Senator Rand Paul has testified that he believed he might die during the brutal physical attack he suffered 14 months ago at the hands of a disgruntled neighbor who has left Paul in ‘constant pain’.

Senator Paul testified Monday afternoon in Warren Circuit Court in the case of Rand Paul vs. Rene Boucher.

“I shouldn’t have to deal with this pain that was purposely inflicted on me,” Paul urged while explaining the damage that Boucher caused when he suddenly slammed into an unaware Paul during the attack.

Paul’s lawyer, Tom Kerrick, presented x-rays of the Senator’s injuries, including broken and displaced ribs. Kerrick added that doctors advised Paul to undergo hernia surgery last week, meaning he is still feeling the effects of the attack.
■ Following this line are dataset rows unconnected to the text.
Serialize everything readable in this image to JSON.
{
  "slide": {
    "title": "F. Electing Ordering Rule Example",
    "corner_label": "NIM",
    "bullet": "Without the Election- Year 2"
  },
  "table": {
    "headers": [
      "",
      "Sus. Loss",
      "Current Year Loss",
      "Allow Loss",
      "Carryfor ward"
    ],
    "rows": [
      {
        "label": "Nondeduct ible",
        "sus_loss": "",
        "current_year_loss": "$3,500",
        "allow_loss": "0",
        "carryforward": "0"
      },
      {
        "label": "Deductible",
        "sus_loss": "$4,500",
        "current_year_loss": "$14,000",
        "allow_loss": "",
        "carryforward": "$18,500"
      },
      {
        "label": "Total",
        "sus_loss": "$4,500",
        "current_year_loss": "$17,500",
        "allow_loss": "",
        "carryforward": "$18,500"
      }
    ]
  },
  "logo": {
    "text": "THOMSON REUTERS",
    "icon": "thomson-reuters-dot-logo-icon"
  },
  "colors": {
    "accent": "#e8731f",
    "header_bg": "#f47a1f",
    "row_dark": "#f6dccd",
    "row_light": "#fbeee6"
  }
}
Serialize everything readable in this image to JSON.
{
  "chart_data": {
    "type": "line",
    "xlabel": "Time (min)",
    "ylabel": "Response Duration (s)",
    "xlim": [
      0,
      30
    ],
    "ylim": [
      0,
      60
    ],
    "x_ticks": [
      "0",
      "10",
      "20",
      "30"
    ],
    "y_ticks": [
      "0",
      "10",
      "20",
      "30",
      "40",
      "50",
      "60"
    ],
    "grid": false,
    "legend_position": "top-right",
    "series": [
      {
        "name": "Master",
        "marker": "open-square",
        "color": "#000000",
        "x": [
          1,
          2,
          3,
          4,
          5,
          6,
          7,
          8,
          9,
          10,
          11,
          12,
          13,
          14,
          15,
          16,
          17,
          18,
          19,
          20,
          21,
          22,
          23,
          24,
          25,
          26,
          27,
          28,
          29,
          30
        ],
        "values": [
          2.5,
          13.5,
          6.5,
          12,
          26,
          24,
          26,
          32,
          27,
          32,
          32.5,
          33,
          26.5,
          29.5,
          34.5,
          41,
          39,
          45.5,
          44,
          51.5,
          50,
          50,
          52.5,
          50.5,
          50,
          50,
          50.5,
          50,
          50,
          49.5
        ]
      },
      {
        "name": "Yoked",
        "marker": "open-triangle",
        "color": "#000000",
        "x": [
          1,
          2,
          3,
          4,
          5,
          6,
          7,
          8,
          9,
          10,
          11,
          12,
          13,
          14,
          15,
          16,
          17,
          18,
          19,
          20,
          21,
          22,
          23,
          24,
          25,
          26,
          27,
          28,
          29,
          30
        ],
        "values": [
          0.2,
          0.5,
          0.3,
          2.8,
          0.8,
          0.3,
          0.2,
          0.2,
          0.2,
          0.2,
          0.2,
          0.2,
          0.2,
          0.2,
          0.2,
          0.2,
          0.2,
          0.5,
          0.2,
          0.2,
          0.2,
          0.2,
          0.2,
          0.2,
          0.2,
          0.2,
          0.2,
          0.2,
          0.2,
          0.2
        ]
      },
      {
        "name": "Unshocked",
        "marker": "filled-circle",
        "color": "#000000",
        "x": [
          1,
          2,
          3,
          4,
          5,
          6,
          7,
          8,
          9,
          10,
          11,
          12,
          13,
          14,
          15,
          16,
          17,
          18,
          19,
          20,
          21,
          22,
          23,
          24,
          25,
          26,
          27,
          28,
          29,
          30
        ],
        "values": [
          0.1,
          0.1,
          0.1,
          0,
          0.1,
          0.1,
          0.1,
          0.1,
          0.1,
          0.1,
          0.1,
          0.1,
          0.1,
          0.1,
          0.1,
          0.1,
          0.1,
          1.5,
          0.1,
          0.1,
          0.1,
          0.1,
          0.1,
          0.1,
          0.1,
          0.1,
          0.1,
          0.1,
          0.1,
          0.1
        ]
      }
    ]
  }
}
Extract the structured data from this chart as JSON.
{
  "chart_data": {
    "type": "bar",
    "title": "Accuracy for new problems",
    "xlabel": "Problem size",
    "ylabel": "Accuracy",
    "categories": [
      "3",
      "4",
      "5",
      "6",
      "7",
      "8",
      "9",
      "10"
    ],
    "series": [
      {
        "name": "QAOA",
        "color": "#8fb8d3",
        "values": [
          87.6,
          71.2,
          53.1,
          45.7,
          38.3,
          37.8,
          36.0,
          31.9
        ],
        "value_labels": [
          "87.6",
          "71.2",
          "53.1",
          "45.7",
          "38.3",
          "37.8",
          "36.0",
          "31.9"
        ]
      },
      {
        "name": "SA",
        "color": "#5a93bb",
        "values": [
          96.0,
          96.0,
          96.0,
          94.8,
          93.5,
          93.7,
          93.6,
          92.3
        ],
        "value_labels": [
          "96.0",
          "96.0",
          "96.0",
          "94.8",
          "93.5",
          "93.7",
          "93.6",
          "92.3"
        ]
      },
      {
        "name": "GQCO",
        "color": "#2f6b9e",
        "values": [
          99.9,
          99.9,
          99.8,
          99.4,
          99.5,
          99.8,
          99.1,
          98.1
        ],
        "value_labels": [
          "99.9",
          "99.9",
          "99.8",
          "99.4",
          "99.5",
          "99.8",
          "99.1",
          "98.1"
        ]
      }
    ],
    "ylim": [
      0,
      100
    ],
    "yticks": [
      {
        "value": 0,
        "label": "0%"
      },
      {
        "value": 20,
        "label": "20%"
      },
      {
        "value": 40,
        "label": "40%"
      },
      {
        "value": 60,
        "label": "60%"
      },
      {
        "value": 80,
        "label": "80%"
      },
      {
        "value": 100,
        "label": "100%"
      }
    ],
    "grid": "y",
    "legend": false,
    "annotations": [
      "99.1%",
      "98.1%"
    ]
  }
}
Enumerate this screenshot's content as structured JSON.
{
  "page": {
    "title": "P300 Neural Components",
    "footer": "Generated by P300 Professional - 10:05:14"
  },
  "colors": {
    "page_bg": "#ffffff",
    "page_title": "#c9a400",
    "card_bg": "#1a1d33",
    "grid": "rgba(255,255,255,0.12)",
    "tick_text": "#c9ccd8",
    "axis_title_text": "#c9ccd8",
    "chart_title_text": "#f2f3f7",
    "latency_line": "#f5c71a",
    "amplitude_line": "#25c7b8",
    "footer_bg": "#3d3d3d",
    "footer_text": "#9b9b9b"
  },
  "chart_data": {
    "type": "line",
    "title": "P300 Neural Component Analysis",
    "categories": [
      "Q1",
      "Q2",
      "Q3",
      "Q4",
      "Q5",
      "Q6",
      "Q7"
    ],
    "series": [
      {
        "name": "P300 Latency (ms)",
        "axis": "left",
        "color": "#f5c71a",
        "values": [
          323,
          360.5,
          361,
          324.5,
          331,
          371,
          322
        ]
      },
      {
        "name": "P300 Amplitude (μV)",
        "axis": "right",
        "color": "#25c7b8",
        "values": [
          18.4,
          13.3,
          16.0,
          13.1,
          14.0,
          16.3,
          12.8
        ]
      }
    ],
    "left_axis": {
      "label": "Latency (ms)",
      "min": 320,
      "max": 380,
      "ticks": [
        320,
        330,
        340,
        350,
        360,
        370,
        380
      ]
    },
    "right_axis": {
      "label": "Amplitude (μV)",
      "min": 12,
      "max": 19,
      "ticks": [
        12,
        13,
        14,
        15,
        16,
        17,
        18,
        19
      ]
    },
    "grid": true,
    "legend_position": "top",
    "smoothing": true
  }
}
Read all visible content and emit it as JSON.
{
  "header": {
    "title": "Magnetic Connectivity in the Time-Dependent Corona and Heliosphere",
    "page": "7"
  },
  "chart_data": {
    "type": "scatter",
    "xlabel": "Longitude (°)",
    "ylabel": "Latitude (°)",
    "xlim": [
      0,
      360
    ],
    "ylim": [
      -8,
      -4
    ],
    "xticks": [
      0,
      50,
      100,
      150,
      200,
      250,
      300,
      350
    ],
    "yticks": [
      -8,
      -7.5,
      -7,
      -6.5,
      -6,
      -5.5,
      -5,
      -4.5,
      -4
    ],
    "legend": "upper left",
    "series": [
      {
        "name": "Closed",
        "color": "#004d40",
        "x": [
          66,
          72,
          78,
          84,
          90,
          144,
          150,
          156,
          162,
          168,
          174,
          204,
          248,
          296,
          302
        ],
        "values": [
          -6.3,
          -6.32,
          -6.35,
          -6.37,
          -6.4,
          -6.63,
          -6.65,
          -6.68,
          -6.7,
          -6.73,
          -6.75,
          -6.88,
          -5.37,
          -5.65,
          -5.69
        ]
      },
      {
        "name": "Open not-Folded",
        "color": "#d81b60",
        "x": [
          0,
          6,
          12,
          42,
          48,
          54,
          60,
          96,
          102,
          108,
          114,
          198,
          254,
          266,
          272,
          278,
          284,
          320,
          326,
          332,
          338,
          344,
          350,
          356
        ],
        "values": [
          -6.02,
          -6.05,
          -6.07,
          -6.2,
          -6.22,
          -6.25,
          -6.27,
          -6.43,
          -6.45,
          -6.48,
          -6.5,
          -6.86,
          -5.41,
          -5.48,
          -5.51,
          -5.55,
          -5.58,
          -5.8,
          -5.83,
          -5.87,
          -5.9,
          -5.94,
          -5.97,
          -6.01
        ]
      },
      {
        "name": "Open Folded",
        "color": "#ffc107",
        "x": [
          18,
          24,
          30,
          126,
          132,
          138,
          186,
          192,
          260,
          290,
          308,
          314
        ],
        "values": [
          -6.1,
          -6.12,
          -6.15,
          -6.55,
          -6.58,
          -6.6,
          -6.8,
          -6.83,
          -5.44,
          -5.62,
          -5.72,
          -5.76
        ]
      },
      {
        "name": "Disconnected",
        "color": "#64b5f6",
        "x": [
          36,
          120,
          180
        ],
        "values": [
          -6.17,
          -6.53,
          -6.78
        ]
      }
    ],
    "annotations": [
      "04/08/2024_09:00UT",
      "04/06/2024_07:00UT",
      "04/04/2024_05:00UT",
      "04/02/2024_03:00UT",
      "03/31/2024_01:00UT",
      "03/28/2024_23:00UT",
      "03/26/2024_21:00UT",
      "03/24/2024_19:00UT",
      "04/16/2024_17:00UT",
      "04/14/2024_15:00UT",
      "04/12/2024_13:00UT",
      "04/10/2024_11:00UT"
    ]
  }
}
The attack stemmed from a domestic dispute involving leaves falling from trees on Paul’s property. The Senator was sweeping the leaves into piles when he was attacked by Boucher, who had burned himself attempting to dispose of the leaves the day before.

Paul noted that Boucher hit him with such force that both men flew 5 or 10 feet through the air before hitting the ground.

As he was recounting the incident, Paul revealed that he thought he might die during the attack.

“At this point, I thought, ‘I can’t breathe. … If I do nothing, this may be the last breath I ever take, because whoever is doing this isn’t stopping.’ And I really thought if I got another blow to my back, I wasn’t going to survive. And so really I did think I could die at that point. The thought crossed my mind that I may never get up from this lawn again,” Paul said.

Boucher’s attorney argued that Paul didn’t go to hospital following the attack and “only treated his injuries with ibuprofen”

Paul explained that he did this because he did not want to take stronger drugs and risk becoming impaired and unable to fulfill his Senate duties.

“My thought was, ‘Do I want to take the risk of becoming addicted to something that I’m going to have to take for months and months?'” Paul said.

“Someone who is this violent really needs to be punished or other people will just think it’s okay,” Paul added.

Paul is suing Boucher for $500,000 to cover medical bills and compensation for undue pain and suffering, as well as seeking up to $1 million in punitive damages.

Boucher previously pleaded guilty to assaulting a member of Congress and was sentenced to 30 days in prison. Federal prosecutors have appealed the sentence.